Respond with ONLY the improved query, no explanation.

Improved query:"""

            response = self.client.chat.completions.create(
                model="gpt-4o-mini",
                messages=[
                    {"role": "system", "content": "You are a query refinement expert for loan application rules."},
                    {"role": "user", "content": refine_prompt}
                ],
                temperature=0.3,
                max_tokens=100
            )
            
            refined = response.choices[0].message.content.strip().strip('"')
            logger.info(f"Refined query: {refined}")
            return refined if refined else original_query
            
        except Exception as e:
            logger.error(f"Query refinement failed: {str(e)}")
            return original_query
    
    def retrieve_with_crag(self, query, top_k=2, relevance_threshold=0.7):
        """
        CRAG = Corrective RAG
        retrieves docs, checks if theyre good, retries if not
        """
        try:
            logger.info(f"CRAG: Retrieving for query: '{query[:50]}...'")
            
            docs = self.retrieve(query, top_k=top_k)
            
            if not docs:
                logger.warning("No documents retrieved")
                return [], 0.0
            
            # judge how relevant results are
            relevance_scores = self.judge_relevance(query, docs)
            
            for doc, score in zip(docs, relevance_scores):
                doc['relevance'] = score
            
            avg_relevance = np.mean(relevance_scores)
            logger.debug(f"CRAG: Initial relevance: {avg_relevance:.3f}")
            
            # if relevance sucks, refine and try again
            if avg_relevance < relevance_threshold:
                logger.info("CRAG: Low relevance detected, refining query...")
                
                refined_query = self.refine_query(query, [d['text'] for d in docs])
                logger.debug(f"CRAG: Refined query: '{refined_query[:50]}...'")
                
                # try again with better query
                refined_docs = self.retrieve(refined_query, top_k=top_k)
                
                if refined_docs:
                    refined_relevance = self.judge_relevance(refined_query, refined_docs)
                    
                    for doc, score in zip(refined_docs, refined_relevance):
                        doc['relevance'] = score
                    
                    refined_avg = np.mean(refined_relevance)
                    logger.debug(f"CRAG: Refined relevance: {refined_avg:.3f}")
                    
                    # use refined results only if theyre better
                    if refined_avg > avg_relevance:
                        docs = refined_docs
                        avg_relevance = refined_avg
                        logger.info("CRAG: Using refined results")
                    else:
                        logger.info("CRAG: Keeping original results")
            
            # sort by relevance score
            docs.sort(key=lambda x: x['relevance'], reverse=True)
            
            return docs, avg_relevance
        
        except Exception as e:
            logger.error(f"CRAG failed: {str(e)}")
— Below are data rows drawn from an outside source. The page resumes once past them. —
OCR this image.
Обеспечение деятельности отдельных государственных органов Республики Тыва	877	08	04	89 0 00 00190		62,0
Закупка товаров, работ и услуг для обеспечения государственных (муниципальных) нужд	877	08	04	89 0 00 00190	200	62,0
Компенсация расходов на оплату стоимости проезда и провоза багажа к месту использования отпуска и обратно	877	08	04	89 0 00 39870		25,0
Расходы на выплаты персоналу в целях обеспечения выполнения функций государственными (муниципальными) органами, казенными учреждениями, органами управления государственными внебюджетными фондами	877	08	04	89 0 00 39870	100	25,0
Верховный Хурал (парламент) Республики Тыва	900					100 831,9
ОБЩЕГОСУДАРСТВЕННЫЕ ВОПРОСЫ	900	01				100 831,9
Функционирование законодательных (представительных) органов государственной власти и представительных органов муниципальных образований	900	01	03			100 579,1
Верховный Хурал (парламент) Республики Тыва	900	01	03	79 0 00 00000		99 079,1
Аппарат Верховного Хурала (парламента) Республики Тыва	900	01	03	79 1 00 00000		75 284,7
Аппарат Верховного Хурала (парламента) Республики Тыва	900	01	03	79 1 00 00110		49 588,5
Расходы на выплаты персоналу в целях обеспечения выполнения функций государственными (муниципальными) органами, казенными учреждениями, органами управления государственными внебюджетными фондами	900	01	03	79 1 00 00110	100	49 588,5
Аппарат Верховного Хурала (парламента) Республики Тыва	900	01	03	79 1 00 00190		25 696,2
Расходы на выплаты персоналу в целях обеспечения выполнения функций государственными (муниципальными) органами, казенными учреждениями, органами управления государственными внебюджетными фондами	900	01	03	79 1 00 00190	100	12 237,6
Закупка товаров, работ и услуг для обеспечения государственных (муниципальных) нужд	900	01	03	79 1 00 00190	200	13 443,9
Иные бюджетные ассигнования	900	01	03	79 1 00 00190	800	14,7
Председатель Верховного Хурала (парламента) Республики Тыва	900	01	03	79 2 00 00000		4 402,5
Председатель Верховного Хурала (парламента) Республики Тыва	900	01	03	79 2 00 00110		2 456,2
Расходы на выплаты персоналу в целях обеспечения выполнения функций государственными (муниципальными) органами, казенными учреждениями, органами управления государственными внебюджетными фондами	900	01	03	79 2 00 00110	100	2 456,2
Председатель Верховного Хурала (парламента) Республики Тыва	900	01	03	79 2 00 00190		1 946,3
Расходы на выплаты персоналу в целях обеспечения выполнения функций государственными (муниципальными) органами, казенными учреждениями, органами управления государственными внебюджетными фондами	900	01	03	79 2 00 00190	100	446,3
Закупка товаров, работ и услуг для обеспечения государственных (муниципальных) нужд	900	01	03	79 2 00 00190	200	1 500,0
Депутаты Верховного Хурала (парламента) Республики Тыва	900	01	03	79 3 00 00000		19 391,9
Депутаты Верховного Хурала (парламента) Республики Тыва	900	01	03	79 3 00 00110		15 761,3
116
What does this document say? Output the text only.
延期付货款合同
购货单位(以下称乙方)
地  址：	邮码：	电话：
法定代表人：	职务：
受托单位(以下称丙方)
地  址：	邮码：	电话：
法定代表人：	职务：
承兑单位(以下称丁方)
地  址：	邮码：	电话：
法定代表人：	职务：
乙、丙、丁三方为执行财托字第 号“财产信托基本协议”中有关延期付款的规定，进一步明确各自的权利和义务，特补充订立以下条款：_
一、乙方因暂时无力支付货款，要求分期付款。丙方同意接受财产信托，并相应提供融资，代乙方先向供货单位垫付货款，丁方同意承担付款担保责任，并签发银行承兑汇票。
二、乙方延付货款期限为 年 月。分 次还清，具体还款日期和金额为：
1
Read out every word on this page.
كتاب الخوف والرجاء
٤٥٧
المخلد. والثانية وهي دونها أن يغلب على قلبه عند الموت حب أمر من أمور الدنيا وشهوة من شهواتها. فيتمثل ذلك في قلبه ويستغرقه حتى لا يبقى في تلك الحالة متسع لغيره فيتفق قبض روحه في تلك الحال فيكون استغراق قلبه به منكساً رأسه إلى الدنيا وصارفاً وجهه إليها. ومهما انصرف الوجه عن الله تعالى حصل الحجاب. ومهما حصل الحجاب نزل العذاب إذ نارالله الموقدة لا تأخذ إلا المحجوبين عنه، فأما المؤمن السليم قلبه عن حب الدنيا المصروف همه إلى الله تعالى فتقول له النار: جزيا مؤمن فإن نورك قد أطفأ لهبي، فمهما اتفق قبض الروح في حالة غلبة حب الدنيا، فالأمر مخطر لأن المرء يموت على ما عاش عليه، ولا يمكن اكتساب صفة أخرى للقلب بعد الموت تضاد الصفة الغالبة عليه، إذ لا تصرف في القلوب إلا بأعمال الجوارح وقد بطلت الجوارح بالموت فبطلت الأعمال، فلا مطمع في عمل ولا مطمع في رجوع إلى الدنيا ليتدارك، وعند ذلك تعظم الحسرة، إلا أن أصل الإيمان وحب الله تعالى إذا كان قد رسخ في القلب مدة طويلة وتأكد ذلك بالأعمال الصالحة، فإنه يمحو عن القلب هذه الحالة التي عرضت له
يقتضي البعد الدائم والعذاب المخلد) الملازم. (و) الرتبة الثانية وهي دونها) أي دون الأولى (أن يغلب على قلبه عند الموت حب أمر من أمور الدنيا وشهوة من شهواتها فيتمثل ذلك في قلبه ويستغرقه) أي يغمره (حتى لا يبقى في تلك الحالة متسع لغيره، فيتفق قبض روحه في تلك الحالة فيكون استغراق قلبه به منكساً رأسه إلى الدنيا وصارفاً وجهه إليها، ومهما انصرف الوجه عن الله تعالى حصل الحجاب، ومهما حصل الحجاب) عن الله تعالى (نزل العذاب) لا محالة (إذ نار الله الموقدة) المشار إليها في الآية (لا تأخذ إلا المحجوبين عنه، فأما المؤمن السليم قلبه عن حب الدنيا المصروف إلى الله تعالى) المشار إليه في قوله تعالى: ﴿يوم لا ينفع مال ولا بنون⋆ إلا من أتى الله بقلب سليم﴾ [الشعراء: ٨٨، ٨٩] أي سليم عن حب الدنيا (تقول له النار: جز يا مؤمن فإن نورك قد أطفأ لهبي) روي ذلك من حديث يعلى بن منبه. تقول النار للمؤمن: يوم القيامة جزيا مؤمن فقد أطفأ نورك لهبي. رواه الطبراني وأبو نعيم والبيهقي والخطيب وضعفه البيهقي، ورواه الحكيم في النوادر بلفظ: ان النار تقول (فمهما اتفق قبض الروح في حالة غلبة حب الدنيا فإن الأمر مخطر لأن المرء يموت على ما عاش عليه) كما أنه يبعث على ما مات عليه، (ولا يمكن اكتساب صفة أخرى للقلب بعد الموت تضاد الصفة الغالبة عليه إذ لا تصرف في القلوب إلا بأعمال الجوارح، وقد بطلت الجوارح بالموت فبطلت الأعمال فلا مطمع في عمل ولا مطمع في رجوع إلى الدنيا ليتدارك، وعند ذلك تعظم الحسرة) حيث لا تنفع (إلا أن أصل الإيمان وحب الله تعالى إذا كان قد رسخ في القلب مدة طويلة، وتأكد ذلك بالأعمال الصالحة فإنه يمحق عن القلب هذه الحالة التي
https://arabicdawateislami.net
            return [], 0.0
    
    def format_context(self, documents, max_length=500):
        """Format docs into a string for llm context"""
        try:
            if not documents:
                return "No relevant policies found."
            
            context_parts = []
            for i, doc in enumerate(documents):
                text = doc['text'][:max_length]
                relevance = doc.get('relevance', doc.get('score', 0))
                context_parts.append(
                    f"Policy {i+1} (relevance: {relevance:.2f}):\n{text}"
                )
            
            return "\n\n".join(context_parts)
        except Exception as e:
            logger.error(f"Context formatting failed: {str(e)}")
            return "Error formatting policy context."